Die Stimme ihres Mannes klang so erstickt, als würde er gewürgt.
»Also? Ich will es wissen.«
»Jo Jo«, flüsterte sie.
Sie sagte es so leise, dass er es nicht verstehen konnte.
Er lehnte sich nach vorn.
»Was?«
»Jo Jo. Er hat die Fotos verschickt. Ich hab es schon der Polizei erzählt.«
»Welcher Polizei?«
»Jesse.«
Sie flüsterte immer noch. Er lehnte sich immer noch nach vorn. Sein Gesicht war blutleer und über seiner Oberlippe hatten sich Schweißperlen gebildet.
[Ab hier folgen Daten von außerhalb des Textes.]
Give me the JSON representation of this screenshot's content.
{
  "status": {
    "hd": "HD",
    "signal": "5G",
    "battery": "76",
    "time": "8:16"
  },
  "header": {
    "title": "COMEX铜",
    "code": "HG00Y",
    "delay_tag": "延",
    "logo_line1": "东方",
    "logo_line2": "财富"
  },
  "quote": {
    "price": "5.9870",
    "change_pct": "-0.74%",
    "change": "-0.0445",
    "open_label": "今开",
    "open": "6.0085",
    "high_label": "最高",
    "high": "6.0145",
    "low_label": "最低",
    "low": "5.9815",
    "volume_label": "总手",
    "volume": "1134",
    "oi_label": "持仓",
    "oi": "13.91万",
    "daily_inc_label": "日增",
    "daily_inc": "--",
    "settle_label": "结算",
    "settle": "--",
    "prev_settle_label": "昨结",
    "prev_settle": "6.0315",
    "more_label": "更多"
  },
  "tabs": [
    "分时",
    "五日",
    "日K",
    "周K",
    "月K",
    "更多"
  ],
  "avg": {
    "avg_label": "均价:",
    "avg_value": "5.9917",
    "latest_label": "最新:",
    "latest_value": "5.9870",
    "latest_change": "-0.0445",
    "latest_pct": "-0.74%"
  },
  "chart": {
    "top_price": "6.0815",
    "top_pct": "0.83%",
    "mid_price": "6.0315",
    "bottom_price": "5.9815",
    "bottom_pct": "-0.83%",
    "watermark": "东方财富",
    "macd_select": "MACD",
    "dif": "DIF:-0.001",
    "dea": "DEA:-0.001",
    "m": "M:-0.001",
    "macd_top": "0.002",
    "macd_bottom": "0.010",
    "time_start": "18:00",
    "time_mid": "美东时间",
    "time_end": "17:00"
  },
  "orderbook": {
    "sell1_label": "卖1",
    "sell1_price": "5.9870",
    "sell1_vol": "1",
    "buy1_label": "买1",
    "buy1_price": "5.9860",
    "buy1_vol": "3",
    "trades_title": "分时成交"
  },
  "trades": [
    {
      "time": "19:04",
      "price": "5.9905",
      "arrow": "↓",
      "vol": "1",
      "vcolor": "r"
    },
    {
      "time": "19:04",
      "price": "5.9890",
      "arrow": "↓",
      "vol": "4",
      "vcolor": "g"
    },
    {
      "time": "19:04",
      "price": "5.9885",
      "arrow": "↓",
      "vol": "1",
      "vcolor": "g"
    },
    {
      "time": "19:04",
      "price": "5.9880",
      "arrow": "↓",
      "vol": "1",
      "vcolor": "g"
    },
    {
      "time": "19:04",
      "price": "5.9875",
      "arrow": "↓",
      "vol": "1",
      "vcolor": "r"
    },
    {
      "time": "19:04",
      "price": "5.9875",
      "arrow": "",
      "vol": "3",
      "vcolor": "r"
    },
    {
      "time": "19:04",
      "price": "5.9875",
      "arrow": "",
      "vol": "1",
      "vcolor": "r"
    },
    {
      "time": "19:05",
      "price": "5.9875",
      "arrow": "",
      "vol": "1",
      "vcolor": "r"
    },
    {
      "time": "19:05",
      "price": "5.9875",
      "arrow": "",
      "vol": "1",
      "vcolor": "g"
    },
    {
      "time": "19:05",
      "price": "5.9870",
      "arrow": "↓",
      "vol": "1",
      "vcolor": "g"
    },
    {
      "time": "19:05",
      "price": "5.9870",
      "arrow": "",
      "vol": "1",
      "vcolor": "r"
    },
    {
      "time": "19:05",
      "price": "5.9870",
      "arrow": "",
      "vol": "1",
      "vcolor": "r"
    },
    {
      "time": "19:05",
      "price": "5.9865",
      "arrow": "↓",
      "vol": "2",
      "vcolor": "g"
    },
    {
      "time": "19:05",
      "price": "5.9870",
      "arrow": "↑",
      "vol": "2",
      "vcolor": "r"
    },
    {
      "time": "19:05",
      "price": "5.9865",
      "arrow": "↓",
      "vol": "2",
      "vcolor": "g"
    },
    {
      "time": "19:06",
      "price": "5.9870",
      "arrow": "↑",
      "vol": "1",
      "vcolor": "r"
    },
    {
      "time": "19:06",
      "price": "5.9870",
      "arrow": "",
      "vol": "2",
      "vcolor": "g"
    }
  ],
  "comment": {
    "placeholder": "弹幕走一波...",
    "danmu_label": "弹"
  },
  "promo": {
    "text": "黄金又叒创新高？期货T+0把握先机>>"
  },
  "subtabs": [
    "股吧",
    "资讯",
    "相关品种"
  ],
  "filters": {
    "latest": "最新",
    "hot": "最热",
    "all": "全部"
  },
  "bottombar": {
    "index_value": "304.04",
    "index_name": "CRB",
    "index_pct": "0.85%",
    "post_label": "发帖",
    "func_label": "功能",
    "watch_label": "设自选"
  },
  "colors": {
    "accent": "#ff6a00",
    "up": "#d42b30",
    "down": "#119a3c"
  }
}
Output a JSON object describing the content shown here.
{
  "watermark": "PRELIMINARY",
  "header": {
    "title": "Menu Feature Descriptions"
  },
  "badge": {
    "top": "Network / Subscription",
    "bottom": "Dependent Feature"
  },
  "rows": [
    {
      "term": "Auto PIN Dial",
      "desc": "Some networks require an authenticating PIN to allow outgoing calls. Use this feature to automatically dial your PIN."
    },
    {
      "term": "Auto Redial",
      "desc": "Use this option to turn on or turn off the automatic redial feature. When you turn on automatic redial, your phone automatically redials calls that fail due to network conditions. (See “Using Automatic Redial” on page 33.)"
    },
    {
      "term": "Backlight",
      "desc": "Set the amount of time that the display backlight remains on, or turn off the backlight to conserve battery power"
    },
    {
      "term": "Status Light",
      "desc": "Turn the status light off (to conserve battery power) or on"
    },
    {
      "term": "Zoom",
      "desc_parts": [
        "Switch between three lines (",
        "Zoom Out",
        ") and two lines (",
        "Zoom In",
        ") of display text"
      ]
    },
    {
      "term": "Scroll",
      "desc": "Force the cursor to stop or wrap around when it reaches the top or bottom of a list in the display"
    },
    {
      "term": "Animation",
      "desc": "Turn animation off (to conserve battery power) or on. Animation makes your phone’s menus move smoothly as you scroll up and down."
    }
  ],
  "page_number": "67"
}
»Hat er dich dazu gezwungen?«
»Nein.«
Ihre Stimme war kaum zu vernehmen.
»Du verdammte …«
»Jo Jo hat auch das Mädchen getötet«, flüsterte sie.
»Ich hab’s Jesse erzählt.«
Hasty sagte nichts. Er lehnte sich noch weiter nach vorne, bis er das Gleichgewicht verlor und sich festhalten musste. Er stöhnte. Dann stand er auf und ging zur Zimmerwand und trommelte mit beiden Fäusten dagegen. Er schrie. Dann hörte er auf und drehte sich wieder zu ihr um.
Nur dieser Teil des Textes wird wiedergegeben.